Ihr könnt mich auch mal.
Ihm entging nicht, dass sich die Furchen auf Lisettes und Étiennes Stirn vertieften. Vermutlich spionierten sie wieder in seinen Gedanken herum, und was sie sahen, schien ihnen nicht zu gefallen.
Aber was scherte ihn das? Er brauchte weder ihre Freundschaft noch ihre Akzeptanz. Sollten sie ihm doch alle den Buckel runterrutschen.
»Was zur Hölle hast
du
hier zu suchen?«, wollte Chris wissen.
»Ich begleite ihn gern nach draußen«, sagte Roland, wobei sich ein bösartiges Lächeln auf seinem Gesicht ausbreitete. Er stand auf.

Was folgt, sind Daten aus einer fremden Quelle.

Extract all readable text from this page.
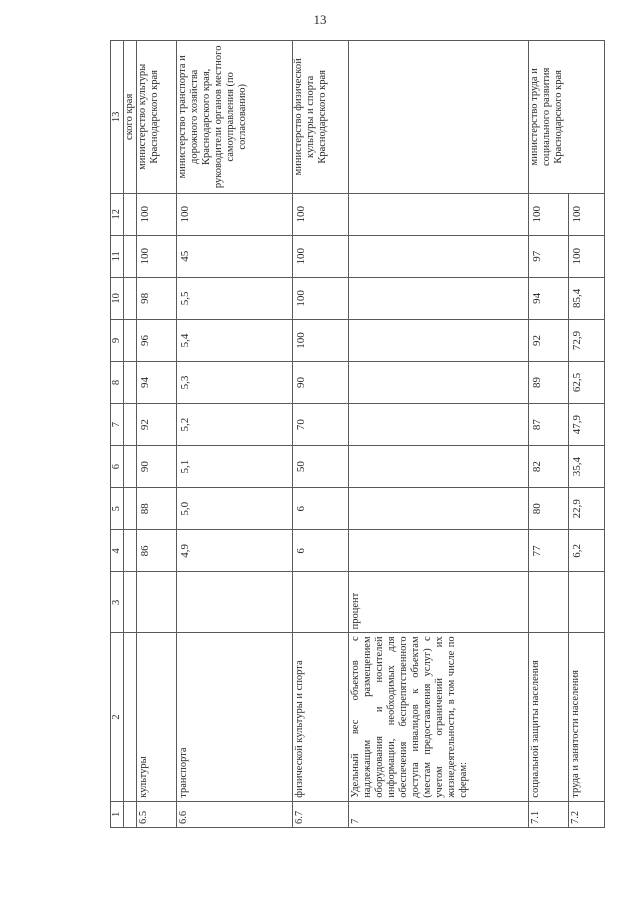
13
1	2	3	4	5	6	7	8	9	10	11	12	13
												ского края
6.5	культуры		86	88	90	92	94	96	98	100	100	министерство культуры Краснодарского края
6.6	транспорта		4,9	5,0	5,1	5,2	5,3	5,4	5,5	45	100	министерство транспорта и дорожного хозяйства Краснодарского края, руководители органов местного самоуправления (по согласованию)
6.7	физической культуры и спорта		6	6	50	70	90	100	100	100	100	министерство физической культуры и спорта Краснодарского края
7	Удельный вес объектов с надлежащим размещением оборудования и носителей информации, необходимых для обеспечения беспрепятственного доступа инвалидов к объектам (местам предоставления услуг) с учетом ограничений их жизнедеятельности, в том числе по сферам:	процент										
7.1	социальной защиты населения		77	80	82	87	89	92	94	97	100	министерство труда и социального развития Краснодарского края
7.2	труда и занятости населения		6,2	22,9	35,4	47,9	62,5	72,9	85,4	100	100	
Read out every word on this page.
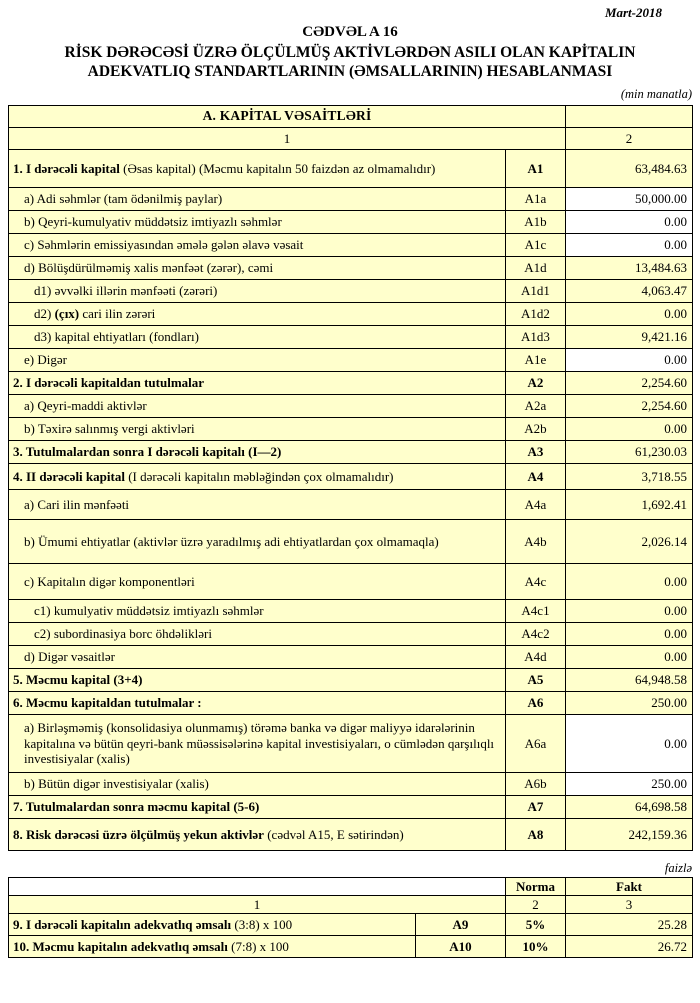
Mart-2018
CƏDVƏL A 16
RİSK DƏRƏCƏSİ ÜZRƏ ÖLÇÜLMÜŞ AKTİVLƏRDƏN ASILI OLAN KAPİTALIN
ADEKVATLIQ STANDARTLARININ (ƏMSALLARININ) HESABLANMASI
(min manatla)
A. KAPİTAL VƏSAİTLƏRİ		
1		2
1. I dərəcəli kapital (Əsas kapital) (Məcmu kapitalın 50 faizdən az olmamalıdır)	A1	63,484.63
a) Adi səhmlər (tam ödənilmiş paylar)	A1a	50,000.00
b) Qeyri-kumulyativ müddətsiz imtiyazlı səhmlər	A1b	0.00
c) Səhmlərin emissiyasından əmələ gələn əlavə vəsait	A1c	0.00
d) Bölüşdürülməmiş xalis mənfəət (zərər), cəmi	A1d	13,484.63
d1) əvvəlki illərin mənfəəti (zərəri)	A1d1	4,063.47
d2) (çıx) cari ilin zərəri	A1d2	0.00
d3) kapital ehtiyatları (fondları)	A1d3	9,421.16
e) Digər	A1e	0.00
2. I dərəcəli kapitaldan tutulmalar	A2	2,254.60
a) Qeyri-maddi aktivlər	A2a	2,254.60
b) Təxirə salınmış vergi aktivləri	A2b	0.00
3. Tutulmalardan sonra I dərəcəli kapitalı (I—2)	A3	61,230.03
4. II dərəcəli kapital (I dərəcəli kapitalın məbləğindən çox olmamalıdır)	A4	3,718.55
a) Cari ilin mənfəəti	A4a	1,692.41
b) Ümumi ehtiyatlar (aktivlər üzrə yaradılmış adi ehtiyatlardan çox olmamaqla)	A4b	2,026.14
c) Kapitalın digər komponentləri	A4c	0.00
c1) kumulyativ müddətsiz imtiyazlı səhmlər	A4c1	0.00
c2) subordinasiya borc öhdəlikləri	A4c2	0.00
d) Digər vəsaitlər	A4d	0.00
5. Məcmu kapital (3+4)	A5	64,948.58
6. Məcmu kapitaldan tutulmalar :	A6	250.00
a) Birləşməmiş (konsolidasiya olunmamış) törəmə banka və digər maliyyə idarələrinin kapitalına və bütün qeyri-bank müəssisələrinə kapital investisiyaları, o cümlədən qarşılıqlı investisiyalar (xalis)	A6a	0.00
b) Bütün digər investisiyalar (xalis)	A6b	250.00
7. Tutulmalardan sonra məcmu kapital (5-6)	A7	64,698.58
8. Risk dərəcəsi üzrə ölçülmüş yekun aktivlər (cədvəl A15, E sətirindən)	A8	242,159.36
faizlə
		Norma	Fakt
1		2	3
9. I dərəcəli kapitalın adekvatlıq əmsalı (3:8) x 100	A9	5%	25.28
10. Məcmu kapitalın adekvatlıq əmsalı (7:8) x 100	A10	10%	26.72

Schnell legte Sarah ihm die Hand auf den Arm. »Nein, das wirst du nicht. Heute Abend wird es ausnahmsweise mal
keinen
Streit zwischen euch beiden geben.«
Roland zögerte. Normalerweise brachte Sarah den mürrischen Unsterblichen dazu, alles für sie zu tun, aber seinem Drang, Bastien zu töten, hatte möglicherweise selbst sie wenig entgegenzusetzen. Roland würde niemals vergessen, dass Bastien ihr einst eine Schädelverletzung beigebracht hatte.
Bastien bedachte Sarah mit einem Lächeln. »Hallo Süße. Wie geht’s dem Kopf?«
Melanie warf ihm einen vorwurfsvollen Blick zu.